In Occidente si ama descrivere la Cina come una società sempre più in crisi, incerta sulle prospettive, divorata dalle disuguaglianze e dai conflitti sociali, prossima alla disintegrazione, in invecchiamento accelerato e destinata al collasso. La Cina sta certamente affrontando una fase delicata, ma questi giudizi, più che il risultato di valutazioni obiettive, sono spesso la proiezione delle nostre paure, delle nostre invidie e di un perdurante complesso di superiorità. Si pensa cioè che la Cina dovrà per forza seguire la strada che abbiamo percorso noi e si desidera, più o meno consapevolmente, che abbia presto a pagare gli stessi pesanti prezzi che stanno toccando a noi.
 
Data l’importanza della Cina per la tenuta dell’Asia, dell’Africa, dell’America Latina, per le materie prime e per le nostre esportazioni (unico fattore di crescita che può compensare il calo costante dei consumi interni europei), proviamo a dare un’occhiata ad alcuni degli aspetti più critici.
 
La questione demografica
 
Cominciamo con il più strutturale di tutti, la demografia. La politica del figlio unico è in vigore ormai da 34 anni e gli effetti si vedono da qualche tempo in tutta la loro evidenza. Per molti commentatori occidentali si tratta di un duplice disastro. I cinesi vedono le cose in modo diverso. Da una parte fanno notare l’ipocrisia di un Occidente che parla di diritti umani conculcati e che però manda in giro per i paesi poveri agenzie a finanziamento pubblico che promuovono la più bassa natalità possibile. Dall’altra ritengono che avere evitato 300 milioni di nascite dal 1978 a oggi sia in realtà, in un mondo in cui le risorse sono sotto pressione, un titolo di merito che dovrebbe essere loro riconosciuto.
 
L’immigrazione dalle campagne, che durerà ancora un paio di decenni, porterà nelle città 10-15 milioni di persone ogni anno e sarà sufficiente, insieme a un aumento dell’occupazione femminile, a garantire lo sviluppo. Quanto al welfare e ai suoi costi, va ricordato che la Cina sta cercando di costruirlo fully funded, non con lo scriteriato sistema euro-americano che nasconde sotto il tappeto decine di trilioni di passività future.
 
Le reazioni cinesi al rallentamento della crescita
 
Un altro aspetto che inqueta non poco l’Occidente è il rallentamento della crescita. Diminuiscono gli investimenti dall’estero, l’edilizia di qualità è in brusca frenata, l’industria pesante soffre di sovracapacità, la borsa di Shanghai è ai minimi dal 2009.
 
Si invocano misure espansive.

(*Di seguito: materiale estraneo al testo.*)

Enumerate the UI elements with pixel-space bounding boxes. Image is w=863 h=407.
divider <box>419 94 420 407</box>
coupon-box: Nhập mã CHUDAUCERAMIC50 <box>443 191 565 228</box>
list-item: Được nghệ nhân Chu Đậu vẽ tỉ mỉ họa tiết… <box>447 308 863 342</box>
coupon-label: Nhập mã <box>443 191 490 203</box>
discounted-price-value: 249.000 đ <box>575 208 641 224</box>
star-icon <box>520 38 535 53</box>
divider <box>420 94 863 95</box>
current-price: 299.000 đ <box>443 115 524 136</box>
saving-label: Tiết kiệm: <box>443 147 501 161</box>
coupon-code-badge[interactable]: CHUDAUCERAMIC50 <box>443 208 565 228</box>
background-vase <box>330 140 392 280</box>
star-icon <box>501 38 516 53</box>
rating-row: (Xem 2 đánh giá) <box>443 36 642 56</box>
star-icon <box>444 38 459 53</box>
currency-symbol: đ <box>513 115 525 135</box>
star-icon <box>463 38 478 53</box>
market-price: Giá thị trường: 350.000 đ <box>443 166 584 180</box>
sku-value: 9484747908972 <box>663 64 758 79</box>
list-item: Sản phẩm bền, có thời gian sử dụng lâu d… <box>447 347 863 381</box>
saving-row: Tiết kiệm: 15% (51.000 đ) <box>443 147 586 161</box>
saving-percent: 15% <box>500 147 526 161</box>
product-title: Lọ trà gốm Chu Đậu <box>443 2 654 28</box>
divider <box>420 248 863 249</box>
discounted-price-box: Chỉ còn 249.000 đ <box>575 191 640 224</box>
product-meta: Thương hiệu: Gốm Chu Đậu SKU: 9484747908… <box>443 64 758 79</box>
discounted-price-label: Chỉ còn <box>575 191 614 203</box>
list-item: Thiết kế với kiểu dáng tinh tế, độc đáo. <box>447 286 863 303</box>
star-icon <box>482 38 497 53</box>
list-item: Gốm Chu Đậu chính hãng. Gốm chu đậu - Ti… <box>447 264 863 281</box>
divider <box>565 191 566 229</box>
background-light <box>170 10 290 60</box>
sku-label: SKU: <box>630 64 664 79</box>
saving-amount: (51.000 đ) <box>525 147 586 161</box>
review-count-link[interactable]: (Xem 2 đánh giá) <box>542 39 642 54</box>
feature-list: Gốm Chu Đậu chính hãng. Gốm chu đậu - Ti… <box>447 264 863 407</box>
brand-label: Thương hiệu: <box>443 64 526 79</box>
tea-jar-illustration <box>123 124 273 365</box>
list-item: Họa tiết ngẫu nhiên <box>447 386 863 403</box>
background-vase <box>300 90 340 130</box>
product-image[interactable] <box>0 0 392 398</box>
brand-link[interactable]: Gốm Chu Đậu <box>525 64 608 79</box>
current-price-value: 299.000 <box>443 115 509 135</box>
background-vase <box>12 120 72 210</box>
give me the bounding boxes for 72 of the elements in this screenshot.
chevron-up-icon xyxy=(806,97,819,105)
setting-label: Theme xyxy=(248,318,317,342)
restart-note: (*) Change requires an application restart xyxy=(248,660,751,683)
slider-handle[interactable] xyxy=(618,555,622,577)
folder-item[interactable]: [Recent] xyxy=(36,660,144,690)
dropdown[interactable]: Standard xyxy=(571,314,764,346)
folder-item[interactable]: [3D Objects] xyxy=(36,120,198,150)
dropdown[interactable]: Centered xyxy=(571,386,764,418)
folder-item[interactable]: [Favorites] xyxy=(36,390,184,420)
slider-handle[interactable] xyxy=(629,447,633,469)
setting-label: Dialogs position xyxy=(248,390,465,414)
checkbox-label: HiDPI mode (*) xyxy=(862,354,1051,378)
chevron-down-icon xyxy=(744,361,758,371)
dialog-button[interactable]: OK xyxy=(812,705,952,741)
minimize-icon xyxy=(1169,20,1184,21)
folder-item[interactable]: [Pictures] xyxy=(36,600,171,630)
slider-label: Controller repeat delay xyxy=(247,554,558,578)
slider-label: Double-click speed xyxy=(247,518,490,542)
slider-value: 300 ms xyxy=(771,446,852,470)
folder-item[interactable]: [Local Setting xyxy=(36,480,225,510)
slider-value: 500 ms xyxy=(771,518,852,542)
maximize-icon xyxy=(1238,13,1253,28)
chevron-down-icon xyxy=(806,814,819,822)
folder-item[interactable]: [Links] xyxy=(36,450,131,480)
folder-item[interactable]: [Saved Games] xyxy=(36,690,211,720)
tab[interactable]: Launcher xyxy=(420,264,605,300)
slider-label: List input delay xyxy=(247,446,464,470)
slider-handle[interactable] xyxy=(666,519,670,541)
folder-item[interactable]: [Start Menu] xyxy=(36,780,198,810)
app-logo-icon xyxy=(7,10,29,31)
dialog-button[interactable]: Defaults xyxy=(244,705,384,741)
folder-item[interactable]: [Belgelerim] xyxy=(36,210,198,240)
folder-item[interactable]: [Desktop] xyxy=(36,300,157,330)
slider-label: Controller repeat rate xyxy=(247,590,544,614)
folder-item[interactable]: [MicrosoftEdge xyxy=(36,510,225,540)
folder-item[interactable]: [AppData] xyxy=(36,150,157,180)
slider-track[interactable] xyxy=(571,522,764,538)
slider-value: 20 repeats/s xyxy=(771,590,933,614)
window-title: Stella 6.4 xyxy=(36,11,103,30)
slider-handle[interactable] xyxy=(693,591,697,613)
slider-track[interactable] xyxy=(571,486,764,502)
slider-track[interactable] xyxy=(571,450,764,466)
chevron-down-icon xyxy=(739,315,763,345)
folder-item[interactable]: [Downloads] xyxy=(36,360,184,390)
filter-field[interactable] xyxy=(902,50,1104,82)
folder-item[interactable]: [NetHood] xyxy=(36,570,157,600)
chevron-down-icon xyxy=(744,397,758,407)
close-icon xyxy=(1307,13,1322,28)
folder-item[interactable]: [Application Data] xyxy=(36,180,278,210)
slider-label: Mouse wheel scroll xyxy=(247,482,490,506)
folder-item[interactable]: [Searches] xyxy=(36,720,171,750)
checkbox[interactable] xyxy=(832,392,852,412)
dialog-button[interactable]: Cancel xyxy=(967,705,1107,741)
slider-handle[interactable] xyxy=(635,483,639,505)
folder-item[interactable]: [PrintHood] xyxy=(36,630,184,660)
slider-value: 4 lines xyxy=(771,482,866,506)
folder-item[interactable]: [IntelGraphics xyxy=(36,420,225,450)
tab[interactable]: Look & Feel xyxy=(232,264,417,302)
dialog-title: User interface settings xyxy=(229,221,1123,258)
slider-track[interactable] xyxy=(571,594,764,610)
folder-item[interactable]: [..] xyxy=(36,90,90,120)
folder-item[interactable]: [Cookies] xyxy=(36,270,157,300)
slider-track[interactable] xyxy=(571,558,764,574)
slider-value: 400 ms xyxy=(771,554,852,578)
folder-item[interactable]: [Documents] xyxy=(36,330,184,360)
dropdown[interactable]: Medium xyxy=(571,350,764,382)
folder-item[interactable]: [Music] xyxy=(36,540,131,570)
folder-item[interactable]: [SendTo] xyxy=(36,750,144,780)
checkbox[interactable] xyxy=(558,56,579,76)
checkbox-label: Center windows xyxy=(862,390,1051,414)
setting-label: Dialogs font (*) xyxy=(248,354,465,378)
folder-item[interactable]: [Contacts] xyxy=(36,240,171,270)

Si chiedono alla Cina più spesa pubblica, più infrastrutture, più credito e un costo del denaro più basso. In effetti la Cina postmaoista, nei suoi 35 anni di storia, non ha disdegnato le misure keynesiane sul lato della domanda, ma non ne ha mai abusato. Ha cioè usato la spesa pubblica solo in tempi di crisi (dopo la crisi asiatica e dopo la Grande Recessione del 2008) e non ha mai aumentato la spesa corrente (con effetti strutturali permanenti) ma ha speso per infrastrutture. In questo modo il debito pubblico non è mai salito, a livello statale, oltre il 25 per cento del Pil.
 
La prossima grande spinta all’economia cinese, più che dall’edilizia popolare e da altre infrastrutture, verrà dal lato dell’offerta. Le State Owned Enterprises, i grandi conglomerati pubblici, sono considerati dalla dirigenza del partito troppo potenti e poco efficienti e la consapevolezza della necessità di privatizzarli è ormai diffusa.
 
Il quadro politico generale
 
L’esperienza subita durante la Rivoluzione Culturale ha lasciato nei dirigenti attuali, e in quelli che stanno per subentrare loro, un’avversione viscerale per ogni forma di populismo. Bo Xilai, antropologicamente simile agli altri dirigenti (un figlio a Oxford, una ricchezza ingente) si è però macchiato proprio del peccato mortale di populismo. Per accelerare la sua carriera ha fatto appello alle nostalgie maoiste della parte più povera della popolazione e ha promosso forme di giustizialismo estranee alla mentalità postdenghista. Si spiega, in questo modo, la reazione rabbiosa degli altri dirigenti del partito e la sua rapida caduta in disgrazia.
 
Nonostante il nervosismo evidente, il controllo politico sul paese da parte del partito resta molto solido. Ci sono comunque alcuni passaggi, tra cui il ripristino di una qualche forma di certezza del diritto, che verranno presto attraversati mentre si delinea sullo sfondo una strategia di riforma politica.
 
Saranno smentiti i teorici della tempesta perfetta
 
Una Cina meno fragile di quanto spesso si pensi toglie un argomento importante ai teorici della tempesta perfetta che amano allineare un’ipotetica recessione fiscale americana, una ricaduta europea sempre dietro l’angolo e un atterraggio duro cinese. Il prossimo periodo si profila ricco di incognite e colpi di scena (il fiscal cliff, la Grecia, la Spagna, le elezioni italiane), ma la volatilità che senz’altro vedremo difficilmente si tradurrà in rotture e bear market importanti.